Report: Number of Seattle renters on par with number of homeowners
Seattle’s rapidly changing demographics has long been evident in the renting and owning habits of residents adjusting to the local economy, with people increasingly renting and sometimes unable to afford to live in the city.
A new report from The Seattle Times shows just how much this shift has occurred, with census data indicating that 360,000 Seattle residents lived in rental units in 2018, a 16 percent rise from five years ago, and leaving Seattle renters about even with homeowners.
“Now what you’ll see is young people that are coming in and they’re not necessarily dedicated, they’re not tied down with a kid,” said KIRO Radio’s John Curley.
“They’re eating avocado toast, they have bad work habits, they’re looking up everything they need to fix on Google,” joked co-host Mike Lewis.
The census data shows that three out of four new Seattle residents are under the age of 40, and many are not in a financial position to start a family or own a home, which tends to impact their political and cultural priorities.
Seattle ranks 11th in the country when it comes to delivering new apartments, with a 3.5 percent increase between 2017 and 2018 (Seattle actually produced 11 percent fewer apartments in 2018 than 2017).

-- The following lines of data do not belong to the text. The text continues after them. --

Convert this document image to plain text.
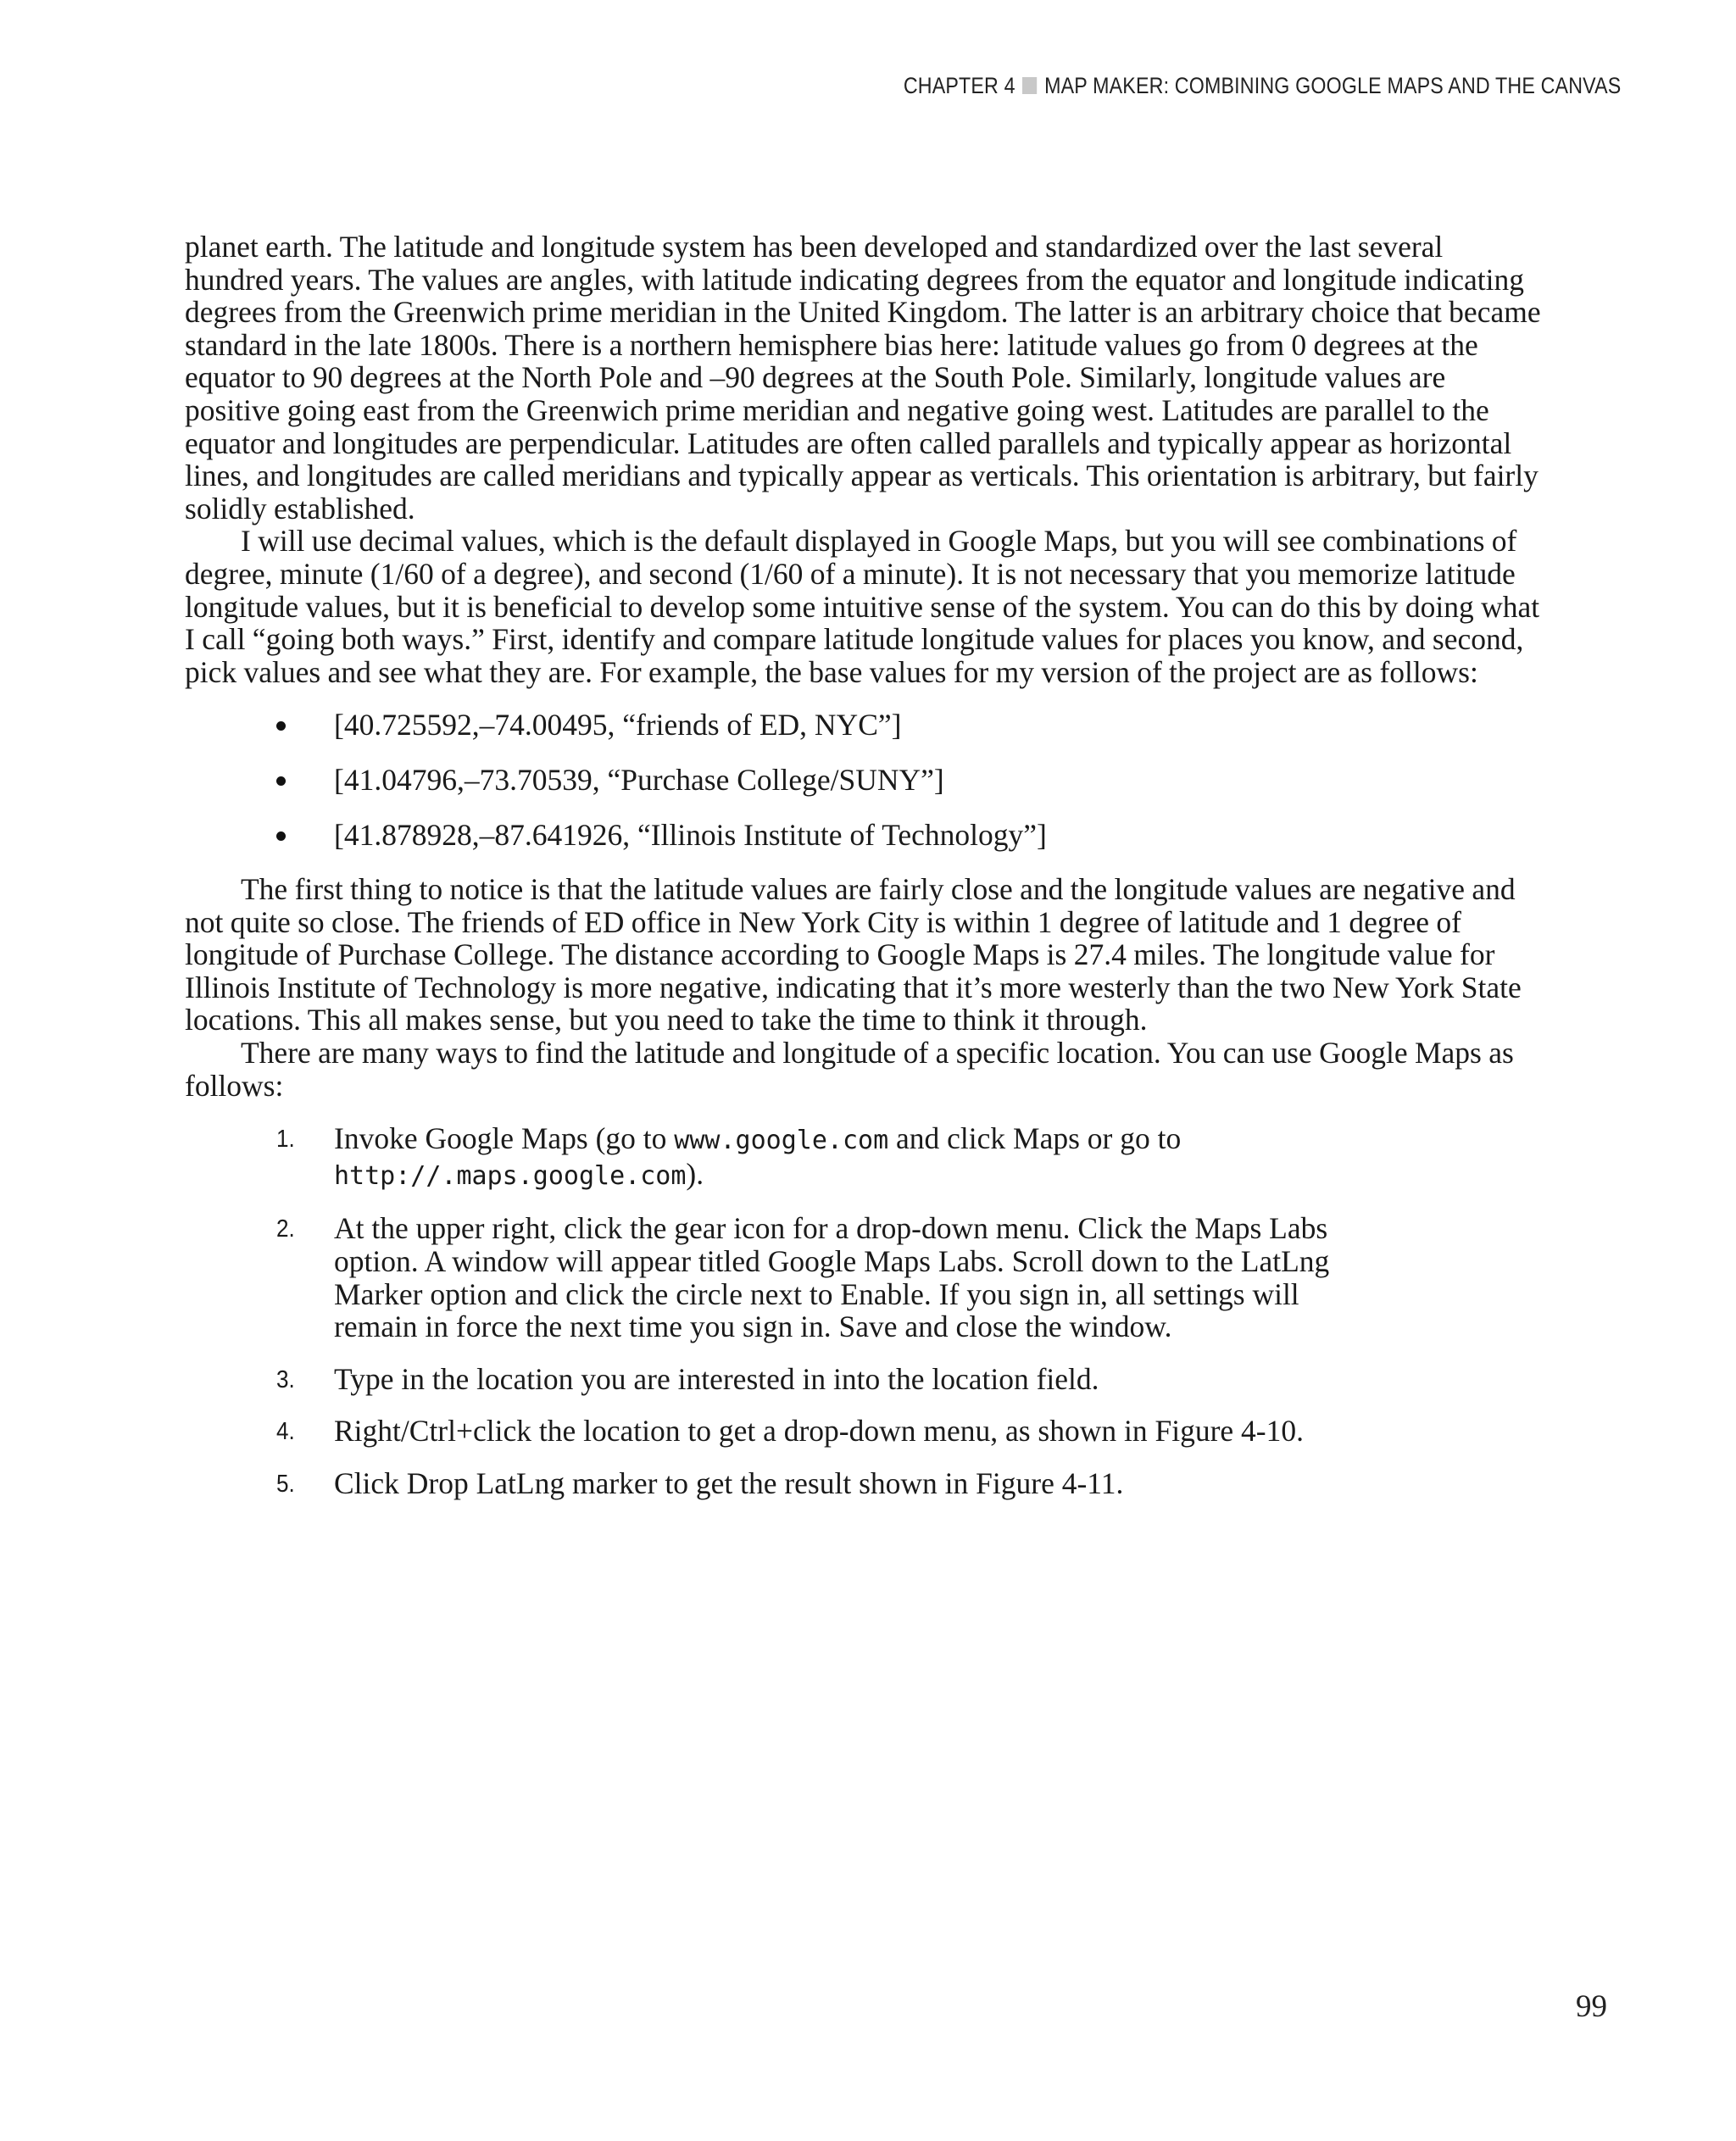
CHAPTER 4 MAP MAKER: COMBINING GOOGLE MAPS AND THE CANVAS

planet earth. The latitude and longitude system has been developed and standardized over the last several hundred years. The values are angles, with latitude indicating degrees from the equator and longitude indicating degrees from the Greenwich prime meridian in the United Kingdom. The latter is an arbitrary choice that became standard in the late 1800s. There is a northern hemisphere bias here: latitude values go from 0 degrees at the equator to 90 degrees at the North Pole and –90 degrees at the South Pole. Similarly, longitude values are positive going east from the Greenwich prime meridian and negative going west. Latitudes are parallel to the equator and longitudes are perpendicular. Latitudes are often called parallels and typically appear as horizontal lines, and longitudes are called meridians and typically appear as verticals. This orientation is arbitrary, but fairly solidly established.

I will use decimal values, which is the default displayed in Google Maps, but you will see combinations of degree, minute (1/60 of a degree), and second (1/60 of a minute). It is not necessary that you memorize latitude longitude values, but it is beneficial to develop some intuitive sense of the system. You can do this by doing what I call “going both ways.” First, identify and compare latitude longitude values for places you know, and second, pick values and see what they are. For example, the base values for my version of the project are as follows:

[40.725592,–74.00495, “friends of ED, NYC”]
[41.04796,–73.70539, “Purchase College/SUNY”]
[41.878928,–87.641926, “Illinois Institute of Technology”]

The first thing to notice is that the latitude values are fairly close and the longitude values are negative and not quite so close. The friends of ED office in New York City is within 1 degree of latitude and 1 degree of longitude of Purchase College. The distance according to Google Maps is 27.4 miles. The longitude value for Illinois Institute of Technology is more negative, indicating that it’s more westerly than the two New York State locations. This all makes sense, but you need to take the time to think it through.

There are many ways to find the latitude and longitude of a specific location. You can use Google Maps as follows:

1. Invoke Google Maps (go to www.google.com and click Maps or go to http://.maps.google.com).
2. At the upper right, click the gear icon for a drop-down menu. Click the Maps Labs option. A window will appear titled Google Maps Labs. Scroll down to the LatLng Marker option and click the circle next to Enable. If you sign in, all settings will remain in force the next time you sign in. Save and close the window.
3. Type in the location you are interested in into the location field.
4. Right/Ctrl+click the location to get a drop-down menu, as shown in Figure 4-10.
5. Click Drop LatLng marker to get the result shown in Figure 4-11.
99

“What it means is that you have people in town,” said Lewis. “It’s not so much that they’re not going to be here for a while — you have people who have been in town for 20 years, as renters like you do in New York — what you have is that their priorities start shifting, and they are much more inclined to vote for denser zoning, things like that homeowners get very sensitive about because everybody moves into a neighborhood and then wants to shut the door behind them and keep that neighborhood exactly as it was when they moved in.”